O ultimo trabalho porém da primeira parte reaccendeu os instinctos pederastas do barão. — Familia de acrobatas. Cinco: um hercules monolithico; um rapazola magro, de ossatura agressiva; uma mulheraça toda expluente de adipos; uma creancita franzina, sem sexo, amedrontada, froixa; e um ephebo extraordinariamente elegante. — Fatos cerces de malha côr de carne, modelando escrupulosamente as formas, dando uma impressão do nu quasi flagrante, realçada nos mais leves detalhes anatomicos por bem calculados effeitos de luz Drummond.

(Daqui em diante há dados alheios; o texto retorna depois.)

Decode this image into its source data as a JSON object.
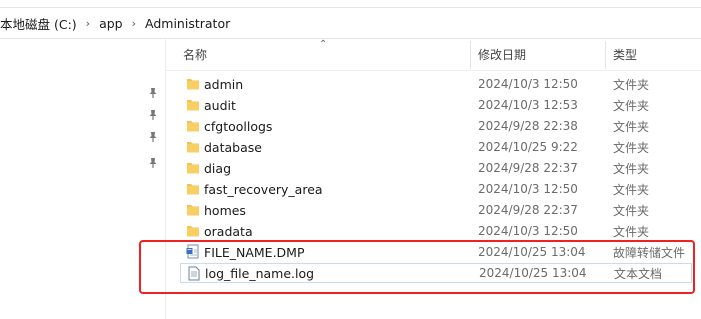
{
  "breadcrumb": {
    "items": [
      "本地磁盘 (C:)",
      "app",
      "Administrator"
    ]
  },
  "columns": {
    "name": "名称",
    "modified": "修改日期",
    "type": "类型"
  },
  "files": [
    {
      "name": "admin",
      "modified": "2024/10/3 12:50",
      "type": "文件夹",
      "kind": "folder"
    },
    {
      "name": "audit",
      "modified": "2024/10/3 12:53",
      "type": "文件夹",
      "kind": "folder"
    },
    {
      "name": "cfgtoollogs",
      "modified": "2024/9/28 22:38",
      "type": "文件夹",
      "kind": "folder"
    },
    {
      "name": "database",
      "modified": "2024/10/25 9:22",
      "type": "文件夹",
      "kind": "folder"
    },
    {
      "name": "diag",
      "modified": "2024/9/28 22:37",
      "type": "文件夹",
      "kind": "folder"
    },
    {
      "name": "fast_recovery_area",
      "modified": "2024/10/3 12:50",
      "type": "文件夹",
      "kind": "folder"
    },
    {
      "name": "homes",
      "modified": "2024/9/28 22:37",
      "type": "文件夹",
      "kind": "folder"
    },
    {
      "name": "oradata",
      "modified": "2024/10/3 12:50",
      "type": "文件夹",
      "kind": "folder"
    },
    {
      "name": "FILE_NAME.DMP",
      "modified": "2024/10/25 13:04",
      "type": "故障转储文件",
      "kind": "dump-file"
    },
    {
      "name": "log_file_name.log",
      "modified": "2024/10/25 13:04",
      "type": "文本文档",
      "kind": "text-file"
    }
  ],
  "colors": {
    "folder": "#f2c14e",
    "highlight": "#ee2222",
    "selection_border": "#c8dcf0"
  }
}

Faziam trabalhos academicos; reproduziam as composições celebres da estatuaria classica. A rapida sucessão dos grupos, architectados em meio da arena, sobre um velho tapete, na crua incidencia da luz do magnesio, tinha uma viva arrogancia de animalidade, suggeria as demencias quentes do sensualismo pagão. A um tempo viril e dôce, impetuosa e languida, effeminada e rude, aquella mobilidade atormentada e artística insopava os nervos n’uma alta voluptuosidade, seduzia como uma hetaïra e dominava como um heroe. O barão, todo nos olhos, seguia avidamente a pantomima. Hypnotisava-o principalmente o bello ephebo, com o seu rosto d’um talhe impeccavel, o seu collo alvo e redondo, os seus grandes olhos de veludo negro, o seu corpo solido mas enxuto, de carnes escorrentes, todo em curvas levissimamente cheias, todo n’um contorno de musculos suavissimo, n’uma linha plastica seductora, todo quebrando-se em não sei quê de feminilmente ondulado e gracil, que a gymnastica afinára e consolidára, irreprehensivelmente.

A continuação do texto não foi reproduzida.